Когда дочкины разговоры о гимнастике стали сопровождаться слезами, я все же начала искать подходящее место занятий. Как вариант рассматривала возможность попасть в школу олимпийского резерва (академий у Ирины Винер[7] тогда еще не было). Мне дали телефон завуча школы олимпийского резерва, Елены Львовны. В 2006-м, сразу после Нового года, я ей позвонила и объявила о желании моей дочери стать великой спортсменкой. Елена Львовна сразу спросила, какого года рождения моя дочь. Услышав о 96-м, просто рассмеялась и посоветовала идти в спортивную школу по месту жительства: к десяти годам в этом виде спорта в России дети владеют всеми гимнастическими предметами и, как правило, уже имеют І взрослый разряд.
Мы жили тогда около Спортивной школы № 35 в Новых Черемушках. Как-то весной после работы я туда заехала и узнала, что можно попасть к тренеру Наталье Михайловне Грачевой.
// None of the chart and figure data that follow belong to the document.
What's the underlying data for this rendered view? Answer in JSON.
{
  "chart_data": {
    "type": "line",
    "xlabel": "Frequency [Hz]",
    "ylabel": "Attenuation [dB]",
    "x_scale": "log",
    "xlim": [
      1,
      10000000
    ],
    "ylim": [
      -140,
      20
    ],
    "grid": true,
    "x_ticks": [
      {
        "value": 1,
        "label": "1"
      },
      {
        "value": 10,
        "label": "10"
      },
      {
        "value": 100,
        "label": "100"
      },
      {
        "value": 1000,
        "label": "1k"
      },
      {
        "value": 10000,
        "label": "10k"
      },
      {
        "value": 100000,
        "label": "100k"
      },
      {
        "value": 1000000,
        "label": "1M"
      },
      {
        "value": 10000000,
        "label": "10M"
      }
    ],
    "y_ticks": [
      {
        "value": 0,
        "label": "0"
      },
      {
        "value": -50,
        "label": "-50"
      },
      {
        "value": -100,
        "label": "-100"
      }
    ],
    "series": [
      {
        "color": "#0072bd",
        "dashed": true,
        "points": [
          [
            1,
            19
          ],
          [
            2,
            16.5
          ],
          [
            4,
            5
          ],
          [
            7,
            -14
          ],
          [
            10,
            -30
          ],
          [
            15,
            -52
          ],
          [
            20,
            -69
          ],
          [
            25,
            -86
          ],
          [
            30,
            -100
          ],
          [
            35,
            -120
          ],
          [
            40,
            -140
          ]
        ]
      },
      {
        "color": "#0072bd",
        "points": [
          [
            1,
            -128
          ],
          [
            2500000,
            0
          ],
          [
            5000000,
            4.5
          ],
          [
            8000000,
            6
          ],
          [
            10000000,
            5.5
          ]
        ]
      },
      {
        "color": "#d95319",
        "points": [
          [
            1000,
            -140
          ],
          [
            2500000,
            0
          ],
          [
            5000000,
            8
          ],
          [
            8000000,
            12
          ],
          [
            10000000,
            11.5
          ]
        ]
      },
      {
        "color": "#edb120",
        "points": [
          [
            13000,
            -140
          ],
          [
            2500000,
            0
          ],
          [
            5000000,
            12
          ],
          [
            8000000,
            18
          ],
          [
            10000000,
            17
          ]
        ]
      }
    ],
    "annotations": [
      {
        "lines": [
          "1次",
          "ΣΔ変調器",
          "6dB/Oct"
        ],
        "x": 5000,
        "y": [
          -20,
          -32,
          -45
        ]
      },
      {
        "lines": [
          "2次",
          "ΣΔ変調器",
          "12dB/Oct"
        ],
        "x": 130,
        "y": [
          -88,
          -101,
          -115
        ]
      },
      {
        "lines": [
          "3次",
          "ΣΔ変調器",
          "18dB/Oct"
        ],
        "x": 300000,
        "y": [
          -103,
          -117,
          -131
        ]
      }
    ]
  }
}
Красивая, изящная, словно куколка, спокойная и доброжелательная, она сразу мне понравилась: совсем не вписывалась в мои представления о жестких и даже жестоких тренерах, о которых я была наслышана.
Посмотрев Анечку в первый раз, тренер тоже не увидела никаких выдающихся способностей. Не могу сказать, что это меня опечалило. Я действительно не представляла, во что ввязываюсь. Наталья Михайловна спросила, чего хочу от тренировок. Я искренне ответила: «Честно – ничего. Лишь бы это не навредило ее здоровью». Тем не менее рассказала тренеру о желании девочки стать чемпионкой. С мая 2006 года я стала три раза в неделю привозить дочь на двухчасовые тренировки. Через две недели занятий Наталья Михайловна захотела поговорить со мной еще раз (наверное, все-таки что-то такое разглядела в девочке). Она предложила поехать с ее группой на море в июне, но у нас уже была путевка в «Артек», купленная еще весной, до «появления» гимнастики. Тогда тренер рассказала о сборах в августе. С них-то и началось серьезное погружение в спортивный мир.
* * *
Да, моя девочка всегда была для меня особенной. Но понимаю, что «мамашкой» я была типично российской – требовательной и скуповатой на похвалу. До «еврейской» мамы мне, конечно же, было далеко. И слава Богу. Очень показательным для меня стал фильм по автобиографическому роману Ромена Гари «Обещание на рассвете»[8]. Посмотрев его недавно, я еще раз убедилась, что еврейская мама – это что-то уникальное, это как печать, как диагноз, особенно если речь о сыне. В фильме мамаша с самого его детства внушала ему и всем окружающим, в кого ее чадо превратится в будущем, программируя все последующие действия мальчика. Жестко, без вариантов, она не оставляла сначала ребенку, потом уже подростку и молодому человеку ни малейшей возможности хоть как-то управлять своей жизнью.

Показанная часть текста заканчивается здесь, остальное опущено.